The lesson here: When negotiating an automatic-renewal provision, if there’s going to be an exception for material breach, then consider having the provision not kick in unless some prerequisites are met — for example:—
This Agreement will not be automatically renewed, however, if all of the following are true at the time when this Agreement would expire if not automatically renewed:
(1) (i) the Licensor gave the Licensee notice of the breach, or (ii) it is clearly shown, with reasonable corroboration, that one or more persons in the Licensee’s relevant management structure was aware, not merely that the Licensee had committed acts later found to constitute a material breach, but that the acts in fact constituted a material breach; and
(2) the Licensee had an opportunity to cure the breach, of the duration specified in this Agreement for termination for breach; but
(3) the breach remains uncured.
This would give the licensee at least some protection from ambush non-renewals.
CAUTION: Consider whether the term used should be automatic renewal or automatic extension, because the difference could be significant, as discussed here.
Lesson 4: Don’t score an own-goal when terminating for alleged breach
The licensee, Trans Ova, wasn’t the only one held liable for breach of contract.
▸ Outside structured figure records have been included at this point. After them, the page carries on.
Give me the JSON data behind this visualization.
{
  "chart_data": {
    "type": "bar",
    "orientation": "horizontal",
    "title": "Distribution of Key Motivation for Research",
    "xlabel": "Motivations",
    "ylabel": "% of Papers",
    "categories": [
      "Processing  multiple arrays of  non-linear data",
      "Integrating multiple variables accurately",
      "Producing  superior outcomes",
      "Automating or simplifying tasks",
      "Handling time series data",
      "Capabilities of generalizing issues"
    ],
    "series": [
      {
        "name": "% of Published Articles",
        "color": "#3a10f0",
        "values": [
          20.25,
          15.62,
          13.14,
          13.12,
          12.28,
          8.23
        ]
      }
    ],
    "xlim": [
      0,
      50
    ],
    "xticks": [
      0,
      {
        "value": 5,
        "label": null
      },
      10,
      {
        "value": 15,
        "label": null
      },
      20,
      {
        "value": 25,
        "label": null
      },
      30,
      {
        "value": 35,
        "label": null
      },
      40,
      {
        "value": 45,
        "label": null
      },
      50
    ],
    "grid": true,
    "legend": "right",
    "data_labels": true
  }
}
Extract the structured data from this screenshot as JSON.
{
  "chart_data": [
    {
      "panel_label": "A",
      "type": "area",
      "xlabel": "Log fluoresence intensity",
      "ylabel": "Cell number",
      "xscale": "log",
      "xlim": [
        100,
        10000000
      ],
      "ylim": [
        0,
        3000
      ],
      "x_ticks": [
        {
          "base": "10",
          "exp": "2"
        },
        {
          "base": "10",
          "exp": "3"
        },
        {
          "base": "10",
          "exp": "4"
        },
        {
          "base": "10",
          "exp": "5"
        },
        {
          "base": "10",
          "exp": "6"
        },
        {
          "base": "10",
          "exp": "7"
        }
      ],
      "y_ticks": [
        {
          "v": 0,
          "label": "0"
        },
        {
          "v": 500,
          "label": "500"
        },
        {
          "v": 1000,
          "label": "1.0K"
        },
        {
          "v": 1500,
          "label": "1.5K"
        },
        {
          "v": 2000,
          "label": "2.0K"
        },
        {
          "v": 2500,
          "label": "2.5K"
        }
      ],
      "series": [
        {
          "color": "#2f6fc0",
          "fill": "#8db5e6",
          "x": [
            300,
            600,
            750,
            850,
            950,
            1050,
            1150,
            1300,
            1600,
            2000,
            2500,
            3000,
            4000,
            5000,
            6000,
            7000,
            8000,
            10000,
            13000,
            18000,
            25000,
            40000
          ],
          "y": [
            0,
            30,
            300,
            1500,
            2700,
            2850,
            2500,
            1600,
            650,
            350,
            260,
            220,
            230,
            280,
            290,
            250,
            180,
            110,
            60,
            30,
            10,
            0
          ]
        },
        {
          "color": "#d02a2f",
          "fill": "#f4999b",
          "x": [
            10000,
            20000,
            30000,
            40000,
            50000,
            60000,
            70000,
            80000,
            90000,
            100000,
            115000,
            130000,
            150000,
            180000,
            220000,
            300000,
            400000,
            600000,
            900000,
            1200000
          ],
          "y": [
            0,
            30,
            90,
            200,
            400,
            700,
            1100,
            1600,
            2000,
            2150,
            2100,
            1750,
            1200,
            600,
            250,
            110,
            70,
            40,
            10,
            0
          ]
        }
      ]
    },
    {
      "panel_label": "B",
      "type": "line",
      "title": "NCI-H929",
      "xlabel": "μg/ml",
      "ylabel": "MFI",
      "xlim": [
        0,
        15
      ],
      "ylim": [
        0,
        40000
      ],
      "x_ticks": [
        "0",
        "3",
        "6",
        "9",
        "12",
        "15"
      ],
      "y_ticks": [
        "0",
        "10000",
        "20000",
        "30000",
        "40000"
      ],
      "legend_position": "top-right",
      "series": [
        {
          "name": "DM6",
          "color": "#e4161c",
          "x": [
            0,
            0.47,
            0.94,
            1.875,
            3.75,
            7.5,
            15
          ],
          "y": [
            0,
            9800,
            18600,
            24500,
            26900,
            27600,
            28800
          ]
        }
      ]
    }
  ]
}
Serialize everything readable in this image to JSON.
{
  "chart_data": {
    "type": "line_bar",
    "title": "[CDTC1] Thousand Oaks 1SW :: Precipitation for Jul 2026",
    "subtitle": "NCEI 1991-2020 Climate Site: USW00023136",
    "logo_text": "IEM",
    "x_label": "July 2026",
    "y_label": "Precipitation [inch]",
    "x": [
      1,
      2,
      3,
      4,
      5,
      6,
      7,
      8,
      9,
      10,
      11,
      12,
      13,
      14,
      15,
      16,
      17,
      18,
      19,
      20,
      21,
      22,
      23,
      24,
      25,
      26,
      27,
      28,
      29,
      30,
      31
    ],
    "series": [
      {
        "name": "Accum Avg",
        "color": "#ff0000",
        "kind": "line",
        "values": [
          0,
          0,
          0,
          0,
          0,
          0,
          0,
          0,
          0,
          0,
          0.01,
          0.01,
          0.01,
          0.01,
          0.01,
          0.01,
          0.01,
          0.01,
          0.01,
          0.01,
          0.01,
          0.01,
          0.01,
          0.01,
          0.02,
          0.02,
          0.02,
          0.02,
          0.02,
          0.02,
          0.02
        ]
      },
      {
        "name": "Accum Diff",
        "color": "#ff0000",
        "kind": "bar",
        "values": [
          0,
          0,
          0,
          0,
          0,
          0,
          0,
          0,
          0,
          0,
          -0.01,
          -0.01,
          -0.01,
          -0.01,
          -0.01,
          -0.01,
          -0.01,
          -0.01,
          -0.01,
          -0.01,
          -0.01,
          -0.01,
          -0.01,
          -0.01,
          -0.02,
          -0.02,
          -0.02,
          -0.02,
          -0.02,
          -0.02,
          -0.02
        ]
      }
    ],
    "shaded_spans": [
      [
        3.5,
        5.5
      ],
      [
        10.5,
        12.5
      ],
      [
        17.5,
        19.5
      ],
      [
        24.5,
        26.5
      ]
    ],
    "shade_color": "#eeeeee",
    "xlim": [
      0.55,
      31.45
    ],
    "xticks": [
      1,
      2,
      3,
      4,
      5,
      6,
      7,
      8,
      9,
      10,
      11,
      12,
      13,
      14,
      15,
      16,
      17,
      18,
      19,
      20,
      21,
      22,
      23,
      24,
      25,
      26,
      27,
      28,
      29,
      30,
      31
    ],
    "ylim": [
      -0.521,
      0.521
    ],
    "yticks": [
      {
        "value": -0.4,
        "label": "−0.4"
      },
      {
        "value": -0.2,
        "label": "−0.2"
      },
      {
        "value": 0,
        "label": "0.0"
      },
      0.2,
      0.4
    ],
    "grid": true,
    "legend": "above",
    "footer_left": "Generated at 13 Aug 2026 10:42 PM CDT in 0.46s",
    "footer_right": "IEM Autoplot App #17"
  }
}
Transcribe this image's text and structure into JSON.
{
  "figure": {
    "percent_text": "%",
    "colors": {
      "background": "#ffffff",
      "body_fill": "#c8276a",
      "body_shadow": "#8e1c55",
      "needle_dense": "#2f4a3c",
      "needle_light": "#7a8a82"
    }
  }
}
The jury found that the patent owner, XY, was also liable for breach of the implied covenant of good faith and fair dealing. The reason: XY terminated the license agreement, allegedly for material breach by Trans Ova, in the same month that XY was acquired by Inguran — which, of course, was the vendor of chromosome-sorted semen that Trans Ova had previously jilted to take up with XY. See trial court’s post-trial opinion at 7.
The lesson here: When terminating a contract for (what you think is) a breach by the other side, make sure you’re right — otherwise you might be the one in breach.
(For other examples of own-goal termination, see, e.g., Southland Metals, Inc. v. Amerian Castings, LLC, 800 F.3d 452 (8th Cir. 2015); Automated Solutions Corp. v. Paragon Data Sys., Inc., 2006 Ohio 3492, 167 Ohio App.3d 685 (2006) (affirming judgment after bench trial).)